A semi-empirical post-stall model was developed at UIUC to predict the post-stall behaviour of HAWTs. The model overpredicted power, leading to questions about the assumptions of the model. The model assumed that, inboard of the rotor, post-stall 3D effects on the blade delay the separation point, which thereby enhances lift and reduces drag from 2D values. Experimental evidence, however, indicates that the drag increases relative to 2D. This maybe due to higher induced drag caused by increased circulation because of enhanced lift. This has motivated the ongoing effort to modify the drag model to accurately predict power.

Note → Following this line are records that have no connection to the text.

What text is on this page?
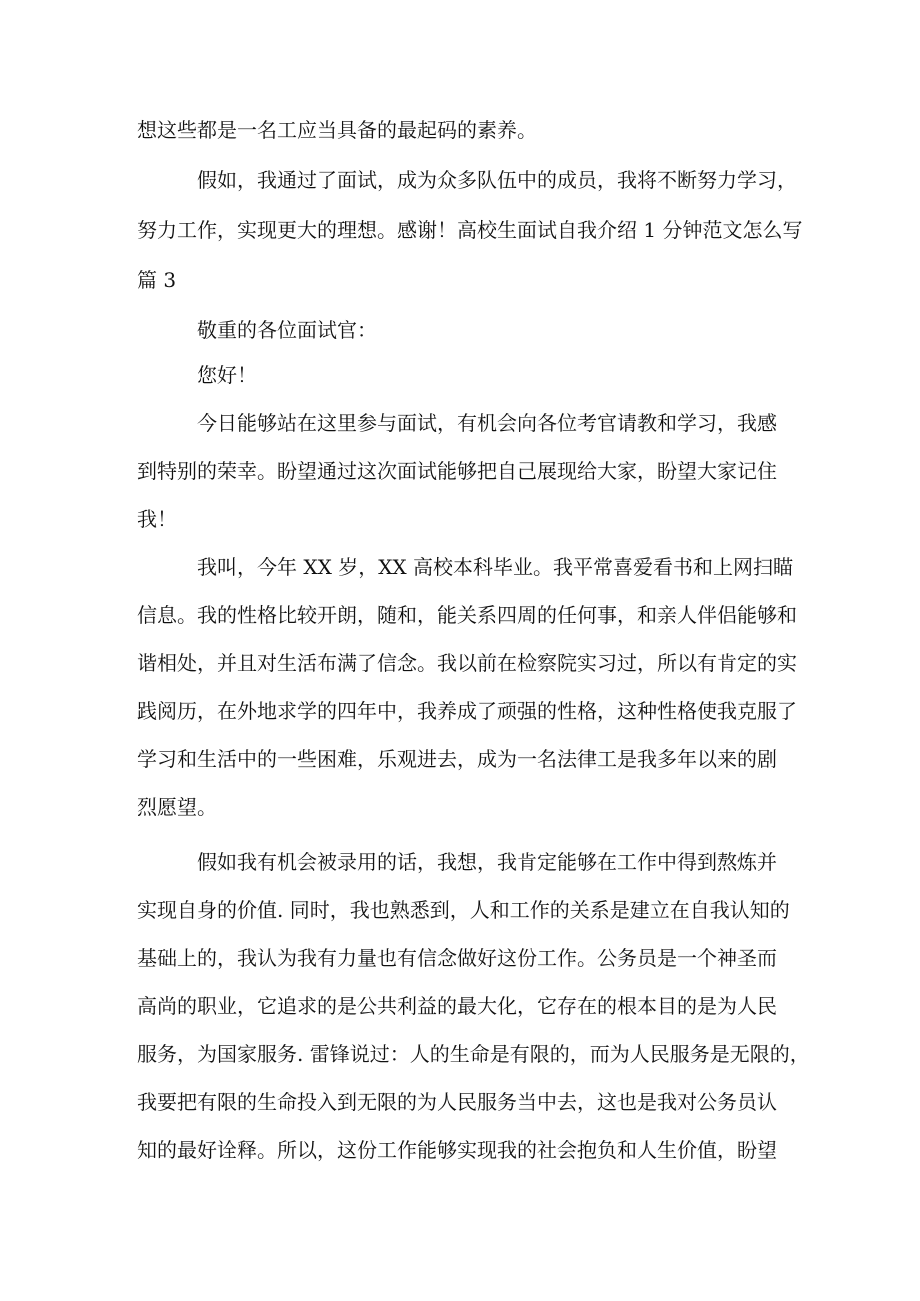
想这些都是一名工应当具备的最起码的素养。
假如，我通过了面试，成为众多队伍中的成员，我将不断努力学习，
努力工作，实现更大的理想。感谢！高校生面试自我介绍 1 分钟范文怎么写
篇 3
敬重的各位面试官：
您好！
今日能够站在这里参与面试，有机会向各位考官请教和学习，我感
到特别的荣幸。盼望通过这次面试能够把自己展现给大家，盼望大家记住
我！
我叫，今年 XX 岁，XX 高校本科毕业。我平常喜爱看书和上网扫瞄
信息。我的性格比较开朗，随和，能关系四周的任何事，和亲人伴侣能够和
谐相处，并且对生活布满了信念。我以前在检察院实习过，所以有肯定的实
践阅历，在外地求学的四年中，我养成了顽强的性格，这种性格使我克服了
学习和生活中的一些困难，乐观进去，成为一名法律工是我多年以来的剧
烈愿望。
假如我有机会被录用的话，我想，我肯定能够在工作中得到熬炼并
实现自身的价值. 同时，我也熟悉到，人和工作的关系是建立在自我认知的
基础上的，我认为我有力量也有信念做好这份工作。公务员是一个神圣而
高尚的职业，它追求的是公共利益的最大化，它存在的根本目的是为人民
服务，为国家服务. 雷锋说过：人的生命是有限的，而为人民服务是无限的，
我要把有限的生命投入到无限的为人民服务当中去，这也是我对公务员认
知的最好诠释。所以，这份工作能够实现我的社会抱负和人生价值，盼望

Discrete Vortex Simulation to Predict Separation on Airfoils
R. Raju and M.S. Selig
National Renewable Energy Laboratory

In order to predict the performance of a wind-turbine in the post-stall region, it is necessary to use airfoil stall characteristics at high angles of attack as input to a 3D model. A discrete vortex method is being made use of to determine the post-stall properties of airfoils. The method used here is a full vortex cloud method. Discrete vortices are released from every point on the airfoil and convected downstream in the flow field. At high angles of attack the vortices roll up on the surface of the airfoil, simulating separation that models the post-stall effects.

Correcting Inflow Measurements from Wind Turbines
J. Whale and M.S. Selig
National Renewable Energy Laboratory

In order to provide accurate performance data for wind turbine design codes, 3D field data must be tabulated in terms of sectional angles of attack. A 3D Lifting-Surface Inflow Correction Method (LSIM) is being developed at UIUC, using a vortex panel code, in order to correct the measured local flow angles to angles of attack. The method has been tested using hypothetical 3D data, based on field measurements from the National Renewable Energy Laboratories (NREL) and wind tunnel data from the Technical University of Delft. LSIM has been used to correct 3D data from the Combined Experiment Rotor at NREL.

Wind Turbines for Electric Power Generation: A Critical Anaysis
J. Whale, P. Giguere and M.S. Selig
Caterpillar, Inc.

An appraisal of wind energy was carried out at UIUC on behalf of Caterpillar, Inc. A literature search was performed to assess the current state of wind energy and wind turbine technology including market projections, machine design, control systems and blade manufacture. Design codes were used to provide quantitative information concerning blade design and turbine power output. Analysis tools on The Danish Wind Turbine Manufacturers Association website were used to provide information on wind turbine energy production and economics. The appraisal concluded that wind energy has become cost-competitive with conventional energy sources and has a rapidly growing worldwide market.

Pioneer UAV Flight Simulator
J.A. Scott and M.S. Selig
U.S. Naval Command Control and Ocean Surveillance Center

The US Navy currently operates the Pioneer unmanned aerial vehicle (UAV) from both land bases and aircraft carriers to gather battlefield reconnaissance. To better train pilots in operating and landing the UAV, the Navy has developed the External Pilot flight simulator. This simulator contains a comprehensive aerodynamics model which adequately models the aircraft's basic flight behavior. The purpose of this research is to increase the quality and realism of the simulator. Improvements being incorporated include a more realistic air turbulence model, a ground landing and handling model, and aircraft engine sounds.